Daisy eventually apologizes to Lincoln for being so bitchy about the idea of a Terrigen vaccine. She makes it up to him with that sex they didn’t get to have earlier.

The episode ends with Malick on a private jet, talking to the Russian delegate about finalizing their plans for an Inhuman sanctuary. Hidden in the luggage compartment of the plane are Lance and Bobbi, who have no idea where they might be going.

Episode Verdict

As I said at the start, this episode is a little shaggy in its construction. I’m not fond of the way Ward’s new powers are so poorly defined, as if the show is going out of its way to not commit to any specific explanation so as to give the writers time to make something up later. (Next week’s episode appears to be all about Ward, so perhaps we’ll finally learn more about this then?) For that matter, I don’t think actor Brett Dalton is pulling off the evil alien god thing particularly well. He just seems like a mildly grumpier version of the character he’s played all along.

Coulson’s smugness is also particularly grating this week for some reason. He smirks far too much whenever his plans fall apart or his life is in danger.

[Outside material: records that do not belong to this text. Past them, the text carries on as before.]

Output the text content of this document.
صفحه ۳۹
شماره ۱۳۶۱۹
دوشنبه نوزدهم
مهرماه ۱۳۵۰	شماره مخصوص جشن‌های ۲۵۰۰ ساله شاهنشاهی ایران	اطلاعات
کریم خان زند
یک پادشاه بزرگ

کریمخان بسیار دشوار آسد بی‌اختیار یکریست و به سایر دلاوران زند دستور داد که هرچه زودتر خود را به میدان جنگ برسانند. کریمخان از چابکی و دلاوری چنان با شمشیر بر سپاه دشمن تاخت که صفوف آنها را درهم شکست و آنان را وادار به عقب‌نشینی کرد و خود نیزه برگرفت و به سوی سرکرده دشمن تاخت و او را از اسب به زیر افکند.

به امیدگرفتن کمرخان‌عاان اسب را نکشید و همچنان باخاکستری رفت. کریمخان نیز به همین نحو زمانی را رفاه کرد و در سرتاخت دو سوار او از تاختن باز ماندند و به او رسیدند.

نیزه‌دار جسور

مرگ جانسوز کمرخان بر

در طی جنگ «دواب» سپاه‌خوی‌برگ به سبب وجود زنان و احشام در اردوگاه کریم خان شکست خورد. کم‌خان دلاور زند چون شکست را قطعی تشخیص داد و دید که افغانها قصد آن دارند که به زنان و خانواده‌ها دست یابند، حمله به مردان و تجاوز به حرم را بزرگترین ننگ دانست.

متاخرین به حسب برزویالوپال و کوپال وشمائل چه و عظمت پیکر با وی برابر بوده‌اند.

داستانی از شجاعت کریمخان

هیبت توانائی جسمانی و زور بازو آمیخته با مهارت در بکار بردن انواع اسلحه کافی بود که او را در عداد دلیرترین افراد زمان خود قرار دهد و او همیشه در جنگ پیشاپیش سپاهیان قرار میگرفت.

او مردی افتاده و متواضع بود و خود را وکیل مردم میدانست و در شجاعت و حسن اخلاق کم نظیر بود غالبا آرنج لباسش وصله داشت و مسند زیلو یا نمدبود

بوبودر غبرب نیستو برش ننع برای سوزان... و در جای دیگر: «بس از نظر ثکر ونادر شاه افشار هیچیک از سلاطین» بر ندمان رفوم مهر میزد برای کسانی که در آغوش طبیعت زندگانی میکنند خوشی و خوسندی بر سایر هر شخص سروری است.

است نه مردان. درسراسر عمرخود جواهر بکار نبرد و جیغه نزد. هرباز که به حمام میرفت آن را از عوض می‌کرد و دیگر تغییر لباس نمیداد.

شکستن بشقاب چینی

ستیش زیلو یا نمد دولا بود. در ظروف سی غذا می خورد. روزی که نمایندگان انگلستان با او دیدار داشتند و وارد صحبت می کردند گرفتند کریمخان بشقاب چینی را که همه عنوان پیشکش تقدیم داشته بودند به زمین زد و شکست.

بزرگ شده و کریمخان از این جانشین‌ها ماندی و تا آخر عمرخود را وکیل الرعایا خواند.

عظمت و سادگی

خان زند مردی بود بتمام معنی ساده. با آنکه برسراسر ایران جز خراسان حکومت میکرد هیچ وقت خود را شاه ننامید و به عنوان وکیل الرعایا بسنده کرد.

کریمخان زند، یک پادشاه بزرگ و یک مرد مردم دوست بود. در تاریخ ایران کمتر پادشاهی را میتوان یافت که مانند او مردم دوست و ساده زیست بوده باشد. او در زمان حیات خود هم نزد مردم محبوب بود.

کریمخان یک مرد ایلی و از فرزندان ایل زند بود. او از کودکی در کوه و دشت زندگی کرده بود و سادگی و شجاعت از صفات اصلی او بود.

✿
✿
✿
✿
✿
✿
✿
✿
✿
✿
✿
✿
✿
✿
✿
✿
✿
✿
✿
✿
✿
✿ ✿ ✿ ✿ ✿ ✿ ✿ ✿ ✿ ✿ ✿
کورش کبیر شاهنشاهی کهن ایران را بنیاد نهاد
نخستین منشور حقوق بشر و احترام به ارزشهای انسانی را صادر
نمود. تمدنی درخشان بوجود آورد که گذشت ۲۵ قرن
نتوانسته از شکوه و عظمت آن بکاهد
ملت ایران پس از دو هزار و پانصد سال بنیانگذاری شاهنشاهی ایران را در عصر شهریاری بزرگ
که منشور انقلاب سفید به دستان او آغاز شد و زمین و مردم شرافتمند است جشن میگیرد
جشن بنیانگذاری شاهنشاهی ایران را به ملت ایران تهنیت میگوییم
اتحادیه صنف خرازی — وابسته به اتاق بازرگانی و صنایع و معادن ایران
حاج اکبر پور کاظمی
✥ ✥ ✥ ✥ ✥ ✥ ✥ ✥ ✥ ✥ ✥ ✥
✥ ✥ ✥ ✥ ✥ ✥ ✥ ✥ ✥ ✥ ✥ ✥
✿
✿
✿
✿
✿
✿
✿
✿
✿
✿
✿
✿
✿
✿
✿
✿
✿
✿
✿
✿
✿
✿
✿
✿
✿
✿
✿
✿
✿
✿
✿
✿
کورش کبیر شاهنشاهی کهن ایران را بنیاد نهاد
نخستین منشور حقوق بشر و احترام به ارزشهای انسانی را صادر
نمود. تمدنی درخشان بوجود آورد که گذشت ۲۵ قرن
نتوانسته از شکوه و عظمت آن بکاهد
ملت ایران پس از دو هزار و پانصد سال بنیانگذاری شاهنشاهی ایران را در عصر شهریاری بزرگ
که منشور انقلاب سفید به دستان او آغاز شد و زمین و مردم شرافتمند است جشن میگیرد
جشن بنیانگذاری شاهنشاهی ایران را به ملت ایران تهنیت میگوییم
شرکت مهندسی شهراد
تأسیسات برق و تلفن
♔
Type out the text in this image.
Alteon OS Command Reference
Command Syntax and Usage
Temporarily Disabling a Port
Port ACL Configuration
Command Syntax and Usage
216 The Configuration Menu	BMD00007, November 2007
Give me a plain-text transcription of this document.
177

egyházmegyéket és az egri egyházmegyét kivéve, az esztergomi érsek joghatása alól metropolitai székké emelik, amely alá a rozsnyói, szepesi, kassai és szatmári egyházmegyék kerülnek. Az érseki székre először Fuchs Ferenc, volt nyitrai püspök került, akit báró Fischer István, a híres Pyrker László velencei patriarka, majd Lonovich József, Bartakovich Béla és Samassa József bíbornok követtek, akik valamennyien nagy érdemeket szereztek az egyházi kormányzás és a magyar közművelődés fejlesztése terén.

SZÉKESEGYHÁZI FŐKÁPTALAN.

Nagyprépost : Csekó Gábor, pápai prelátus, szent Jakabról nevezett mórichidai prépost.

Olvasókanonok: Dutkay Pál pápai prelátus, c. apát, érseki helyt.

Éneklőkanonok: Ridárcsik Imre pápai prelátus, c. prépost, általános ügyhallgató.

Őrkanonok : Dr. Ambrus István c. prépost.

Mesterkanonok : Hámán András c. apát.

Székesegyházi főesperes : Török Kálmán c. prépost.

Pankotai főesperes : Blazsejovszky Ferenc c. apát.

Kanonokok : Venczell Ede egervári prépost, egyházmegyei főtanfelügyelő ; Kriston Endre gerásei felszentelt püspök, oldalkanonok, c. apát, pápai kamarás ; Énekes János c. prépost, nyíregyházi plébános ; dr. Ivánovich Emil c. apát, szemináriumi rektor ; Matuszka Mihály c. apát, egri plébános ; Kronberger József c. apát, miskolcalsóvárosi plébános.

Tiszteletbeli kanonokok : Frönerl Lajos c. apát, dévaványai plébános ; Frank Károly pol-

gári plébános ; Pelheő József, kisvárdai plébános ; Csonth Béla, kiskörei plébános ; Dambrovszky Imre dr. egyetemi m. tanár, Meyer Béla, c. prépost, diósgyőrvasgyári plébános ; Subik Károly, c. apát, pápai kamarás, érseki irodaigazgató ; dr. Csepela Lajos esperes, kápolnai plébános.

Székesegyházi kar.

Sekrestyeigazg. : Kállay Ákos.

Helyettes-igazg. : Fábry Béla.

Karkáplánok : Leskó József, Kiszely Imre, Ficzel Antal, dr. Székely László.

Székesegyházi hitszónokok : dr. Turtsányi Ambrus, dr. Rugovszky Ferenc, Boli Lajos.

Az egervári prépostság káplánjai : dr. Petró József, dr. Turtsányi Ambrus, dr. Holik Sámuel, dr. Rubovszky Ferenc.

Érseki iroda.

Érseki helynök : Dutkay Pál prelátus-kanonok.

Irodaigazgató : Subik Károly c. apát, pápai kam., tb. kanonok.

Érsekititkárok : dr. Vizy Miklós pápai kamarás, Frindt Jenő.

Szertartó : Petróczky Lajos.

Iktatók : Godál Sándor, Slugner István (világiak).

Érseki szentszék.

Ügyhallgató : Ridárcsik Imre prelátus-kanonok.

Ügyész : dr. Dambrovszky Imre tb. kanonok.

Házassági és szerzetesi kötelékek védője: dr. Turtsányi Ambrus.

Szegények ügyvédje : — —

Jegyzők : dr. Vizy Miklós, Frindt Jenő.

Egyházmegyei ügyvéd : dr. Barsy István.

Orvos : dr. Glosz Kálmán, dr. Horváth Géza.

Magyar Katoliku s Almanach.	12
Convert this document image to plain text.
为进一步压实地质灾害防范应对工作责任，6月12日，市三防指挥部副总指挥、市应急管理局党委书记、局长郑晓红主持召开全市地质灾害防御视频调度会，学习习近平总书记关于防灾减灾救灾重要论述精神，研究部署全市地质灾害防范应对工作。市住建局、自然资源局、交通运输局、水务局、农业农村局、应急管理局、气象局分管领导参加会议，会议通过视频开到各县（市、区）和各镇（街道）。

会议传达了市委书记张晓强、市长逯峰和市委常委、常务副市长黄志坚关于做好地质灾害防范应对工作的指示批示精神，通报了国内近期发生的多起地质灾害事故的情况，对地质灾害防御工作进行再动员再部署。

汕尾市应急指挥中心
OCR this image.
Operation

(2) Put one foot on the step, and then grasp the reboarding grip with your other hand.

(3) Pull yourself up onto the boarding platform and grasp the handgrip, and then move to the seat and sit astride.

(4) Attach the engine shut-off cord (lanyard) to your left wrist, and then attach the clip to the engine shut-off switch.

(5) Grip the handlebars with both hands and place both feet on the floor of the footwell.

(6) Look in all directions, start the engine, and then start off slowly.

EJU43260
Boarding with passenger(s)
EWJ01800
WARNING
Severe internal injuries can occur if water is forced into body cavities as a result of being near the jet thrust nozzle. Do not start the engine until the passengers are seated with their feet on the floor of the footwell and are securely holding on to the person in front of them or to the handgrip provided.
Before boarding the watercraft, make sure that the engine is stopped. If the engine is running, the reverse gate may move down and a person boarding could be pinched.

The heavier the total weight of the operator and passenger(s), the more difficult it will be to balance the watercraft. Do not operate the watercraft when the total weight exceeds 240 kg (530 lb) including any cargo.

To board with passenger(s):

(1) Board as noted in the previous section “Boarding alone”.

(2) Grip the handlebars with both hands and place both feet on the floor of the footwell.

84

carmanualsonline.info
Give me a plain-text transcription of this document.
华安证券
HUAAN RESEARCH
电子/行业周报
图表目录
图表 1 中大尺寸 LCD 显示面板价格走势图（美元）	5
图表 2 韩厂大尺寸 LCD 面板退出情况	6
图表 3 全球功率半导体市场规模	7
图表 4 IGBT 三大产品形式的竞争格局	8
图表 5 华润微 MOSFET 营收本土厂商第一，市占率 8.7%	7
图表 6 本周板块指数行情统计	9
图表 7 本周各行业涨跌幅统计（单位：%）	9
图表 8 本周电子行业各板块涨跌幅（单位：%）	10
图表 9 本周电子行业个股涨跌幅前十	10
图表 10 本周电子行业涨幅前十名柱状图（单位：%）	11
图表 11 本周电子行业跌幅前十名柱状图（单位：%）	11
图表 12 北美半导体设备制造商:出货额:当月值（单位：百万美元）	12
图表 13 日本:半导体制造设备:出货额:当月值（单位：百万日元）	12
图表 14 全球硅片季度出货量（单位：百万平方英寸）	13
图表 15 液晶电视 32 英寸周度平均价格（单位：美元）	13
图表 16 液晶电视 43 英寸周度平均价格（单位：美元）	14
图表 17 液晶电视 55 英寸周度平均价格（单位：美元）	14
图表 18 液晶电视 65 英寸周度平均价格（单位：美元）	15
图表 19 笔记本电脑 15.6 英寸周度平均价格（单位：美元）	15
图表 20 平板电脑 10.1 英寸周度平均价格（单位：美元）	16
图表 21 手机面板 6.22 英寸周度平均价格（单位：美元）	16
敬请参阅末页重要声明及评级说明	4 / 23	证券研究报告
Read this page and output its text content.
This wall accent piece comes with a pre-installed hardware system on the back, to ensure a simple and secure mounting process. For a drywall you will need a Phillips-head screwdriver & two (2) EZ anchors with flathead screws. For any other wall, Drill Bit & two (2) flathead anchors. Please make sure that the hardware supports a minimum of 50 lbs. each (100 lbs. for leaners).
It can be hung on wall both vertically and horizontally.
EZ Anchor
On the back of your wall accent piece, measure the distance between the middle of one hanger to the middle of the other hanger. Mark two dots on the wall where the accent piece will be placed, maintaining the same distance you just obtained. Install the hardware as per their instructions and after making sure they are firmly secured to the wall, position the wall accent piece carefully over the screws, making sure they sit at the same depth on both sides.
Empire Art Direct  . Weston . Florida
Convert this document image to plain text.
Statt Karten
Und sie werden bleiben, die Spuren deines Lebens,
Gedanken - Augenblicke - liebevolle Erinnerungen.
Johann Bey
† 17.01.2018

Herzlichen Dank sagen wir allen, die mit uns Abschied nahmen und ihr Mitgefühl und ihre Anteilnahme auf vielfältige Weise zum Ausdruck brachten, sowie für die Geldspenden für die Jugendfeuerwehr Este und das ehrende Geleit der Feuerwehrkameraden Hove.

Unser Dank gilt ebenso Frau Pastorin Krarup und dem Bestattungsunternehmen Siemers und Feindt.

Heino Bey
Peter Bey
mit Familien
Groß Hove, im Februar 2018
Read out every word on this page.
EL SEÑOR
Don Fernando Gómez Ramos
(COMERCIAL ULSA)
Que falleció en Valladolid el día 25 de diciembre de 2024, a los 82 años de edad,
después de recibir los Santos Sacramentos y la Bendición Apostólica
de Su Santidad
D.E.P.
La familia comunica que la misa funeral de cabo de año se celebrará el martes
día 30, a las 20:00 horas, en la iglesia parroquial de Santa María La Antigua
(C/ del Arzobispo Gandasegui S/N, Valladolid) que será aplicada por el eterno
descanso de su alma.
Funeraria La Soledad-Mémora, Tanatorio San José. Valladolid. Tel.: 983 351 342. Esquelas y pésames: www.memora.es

Those issues aside, the episode develops a pretty fun ‘Mission: Impossible’ vibe when Bobbi, Lance and May use spycraft to investigate the delegates, and I’m still interested to see where this storyline is headed.

5 comments

  1. Erik from Wisconsin

    Good synopsis as usual. I thought for sure … with your attention for detail on these shows … that you’d point out the obvious pirating from “The Terminator”. When rejuvenated Ward stood up after sucking the life and vitality out of the five humans, it was a total copy of the moment when the Terminator stood up after being transported to the past in search of Sarah Conner. Virtually identical, except that Arnie wasn’t covered in goo. Was that just cheap copying, or was it an inside joke for some to catch? I never know about those things.

    • Josh Zyber
      Author

      Yes, you’re probably right about that being a deliberate reference, but it was 1 AM when I wrote this recap last night and I neglected to mention some details. 🙂

  2. Shayne Blakeley

    A few notes: 1. Like I said last week, the spaceship thing was an obvious tease at the finale, not something that was meant to be addressed again right away. 2. Although they haven’t said it outright in the show (and I don’t know if they actually will) it’s been confirmed that Ward is now Hive http://marvel.wikia.com/wiki/Hive_%28Earth-616%29 and 3. I may be wrong, but I don’t recall them saying Talbot’s son was inhuman, I thought he was just being used as leverage. I agree about Dalton’s performance so far. I hated him when the show started then he became my favorite after his evil turn, but his dead-eyed posturing here so far isn’t working for me. Hopefully he’ll get it together now that he’s been rejuvenated.

    • Josh Zyber
      Author

      I could have sworn they said Talbot’s son was Inhuman, but now I can’t find any confirmation of that. I’ll edit the post.

      The way the spaceship was teased and then dropped was sloppy. The season finale is still 10 episodes away. If you’re going to tease something that happens in the finale this early, you need to string it along with recurring reminders. Without doing that, it’s just a meaningless non sequitur.